= Nicholas Dimbleby =

British sculptor (1946–2024)

Nicholas Dimbleby (8 August 1946 – 10 February 2024) was a British sculptor.

==Early life and education==
Dimbleby was born in Sussex, England, the third of four children to broadcaster Richard Dimbleby and his wife, Dilys (née Thomas). He grew up on a farm and experienced mild dyslexia and acute astigmatism, which influenced his interest in sculpture.

Dimbleby received his early education from Cranleigh School and later studied sculpture at Edinburgh College of Art and later attended Goldsmiths College.

==Career==
Dimbleby began his career as an assistant to abstract sculptor William Pye in London. After briefly living in rural France, he returned to the UK and established a studio in Devon, where he settled permanently. He worked on public and private projects, including portraits of sports personalities such as rugby player Jonny Wilkinson and rower Steve Redgrave. He also produced private commissions for the British royal family, including a lifecast of Lady Louise Windsor for her parents, Prince Edward and Sophie, Duchess of Edinburgh, and several pieces commissioned by King Charles III when he was Prince of Wales. He also created sculpture of Captain Cook on High Green, Great Ayton.

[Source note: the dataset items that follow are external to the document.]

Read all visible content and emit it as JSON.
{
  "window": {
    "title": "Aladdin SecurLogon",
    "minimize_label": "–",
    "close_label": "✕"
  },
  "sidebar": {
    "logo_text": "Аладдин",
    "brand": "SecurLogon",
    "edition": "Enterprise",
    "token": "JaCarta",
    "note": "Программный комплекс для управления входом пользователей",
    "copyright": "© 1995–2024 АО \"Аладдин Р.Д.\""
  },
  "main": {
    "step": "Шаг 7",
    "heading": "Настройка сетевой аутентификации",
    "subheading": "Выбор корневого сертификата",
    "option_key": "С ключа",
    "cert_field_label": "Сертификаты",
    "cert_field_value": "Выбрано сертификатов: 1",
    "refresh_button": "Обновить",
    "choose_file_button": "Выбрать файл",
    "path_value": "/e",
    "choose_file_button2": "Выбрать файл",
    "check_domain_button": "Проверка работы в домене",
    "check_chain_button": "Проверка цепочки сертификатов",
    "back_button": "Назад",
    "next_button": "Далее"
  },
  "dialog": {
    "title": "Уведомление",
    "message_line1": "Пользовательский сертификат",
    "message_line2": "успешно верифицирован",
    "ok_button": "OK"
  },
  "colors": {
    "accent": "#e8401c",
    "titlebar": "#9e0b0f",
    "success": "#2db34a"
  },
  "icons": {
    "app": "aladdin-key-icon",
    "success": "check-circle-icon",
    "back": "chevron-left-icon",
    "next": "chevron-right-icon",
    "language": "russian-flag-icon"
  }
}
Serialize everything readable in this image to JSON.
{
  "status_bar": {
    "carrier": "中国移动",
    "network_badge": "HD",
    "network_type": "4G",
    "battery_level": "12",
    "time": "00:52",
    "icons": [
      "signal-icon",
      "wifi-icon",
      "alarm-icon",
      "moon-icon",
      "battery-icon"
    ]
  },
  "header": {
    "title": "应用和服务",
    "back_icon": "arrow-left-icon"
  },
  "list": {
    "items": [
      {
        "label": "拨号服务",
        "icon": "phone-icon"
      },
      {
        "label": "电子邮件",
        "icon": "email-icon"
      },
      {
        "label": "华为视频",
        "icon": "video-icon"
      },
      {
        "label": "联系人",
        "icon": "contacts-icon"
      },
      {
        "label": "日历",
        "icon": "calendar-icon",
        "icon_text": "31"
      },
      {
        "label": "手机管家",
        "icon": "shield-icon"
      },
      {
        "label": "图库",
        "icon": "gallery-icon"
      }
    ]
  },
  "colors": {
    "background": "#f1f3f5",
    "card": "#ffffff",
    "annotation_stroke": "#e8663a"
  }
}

Other major public sculptures by Dimbleby included a memorial for his father Richard Dimbleby, unveiled at Westminster Abbey in 1990, and a memorial commissioned by the Royal College of Physicians in 2022 honoring doctors who died during the COVID-19 pandemic, unveiled by Professor Sir Chris Whitty.

==Personal life==
Dimbleby married Kay, a music teacher, in 1971. The couple had four children and lived in a manor house in Clyst Hydon, Devon, initially co-owned with his brother Jonathan. Following his youngest daughter's leukemia diagnosis in 1990, his wife Kay shifted from teaching to textile and quilt design.

Dimbleby was diagnosed with motor neurone disease later in life and died on 10 February 2024, aged 77.